When I foot to town and a teacher or friend passes me on their moto, which I cannot ride (I hope you’re reading and appreciating this peace corps!) ‘Sister Lauren, we will take the lead to market.’ – 30 minutes later, on the same road meeting the same teacher, now on his way back to school, ‘Sister Lauren, you still haven’t reached town? Ok, we will take the lead to school’

that: doesn’t really mean anything, but a lot of people start every statement with it.

‘That I should help you with your washing.’

tomorrow next: in two days

‘When is the next market day?’ ‘That it is tomorrow next.’
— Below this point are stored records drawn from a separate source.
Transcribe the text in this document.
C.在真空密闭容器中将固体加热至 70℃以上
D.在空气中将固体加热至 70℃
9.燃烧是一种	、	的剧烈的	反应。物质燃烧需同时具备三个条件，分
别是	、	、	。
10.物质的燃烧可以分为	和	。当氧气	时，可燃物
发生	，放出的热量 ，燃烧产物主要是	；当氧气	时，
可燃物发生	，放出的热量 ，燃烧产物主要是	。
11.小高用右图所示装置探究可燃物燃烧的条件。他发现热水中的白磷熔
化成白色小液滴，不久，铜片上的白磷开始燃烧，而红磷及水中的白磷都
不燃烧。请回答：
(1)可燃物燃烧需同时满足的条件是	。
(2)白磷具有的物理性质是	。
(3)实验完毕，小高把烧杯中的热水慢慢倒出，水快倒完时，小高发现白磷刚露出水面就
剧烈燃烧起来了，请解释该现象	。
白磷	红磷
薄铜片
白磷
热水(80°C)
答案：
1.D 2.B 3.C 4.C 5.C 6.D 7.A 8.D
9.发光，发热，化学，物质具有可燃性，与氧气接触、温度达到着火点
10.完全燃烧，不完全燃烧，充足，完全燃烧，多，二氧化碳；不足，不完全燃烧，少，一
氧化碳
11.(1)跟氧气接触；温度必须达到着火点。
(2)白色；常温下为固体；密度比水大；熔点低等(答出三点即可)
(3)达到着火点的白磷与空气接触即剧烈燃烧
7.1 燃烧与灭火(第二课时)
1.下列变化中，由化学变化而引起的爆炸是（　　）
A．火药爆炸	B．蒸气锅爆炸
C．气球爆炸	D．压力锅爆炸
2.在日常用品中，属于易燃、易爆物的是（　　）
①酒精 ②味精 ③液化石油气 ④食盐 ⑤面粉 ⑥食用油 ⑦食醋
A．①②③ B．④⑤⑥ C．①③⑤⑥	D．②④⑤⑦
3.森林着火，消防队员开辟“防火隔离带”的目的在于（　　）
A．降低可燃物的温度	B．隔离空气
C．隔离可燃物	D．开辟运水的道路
wee-wee: to urinate. Used by completely straight-faced adult professionals and children alike

‘Sister Lauren, that I want to go wee-wee.’ (it’s common for people to make such announcements about their bladder and/or bowels)

you are invited: you are welcome to come and eat my food. It’s insulting if you don’t invite someone to your food every time you’re eating, no matter what it is, where you are, or how many people you’re inviting

After buying a pepe egg off the top of someone’s head while waiting in your tro for 3 hours for it to fill (to the person sitting next to you) – ‘you are invited’

After receiving your food at a chop bar (to every other table of people in the bar) – ‘you’re invited’

After cooking your last coveted box of Annie’s Mac and Cheese your sister brought you for christmas (to the neighbor that knocks on your door) – ‘you’re…..you’re…….DAMMIT! YOU’RE INVITED.’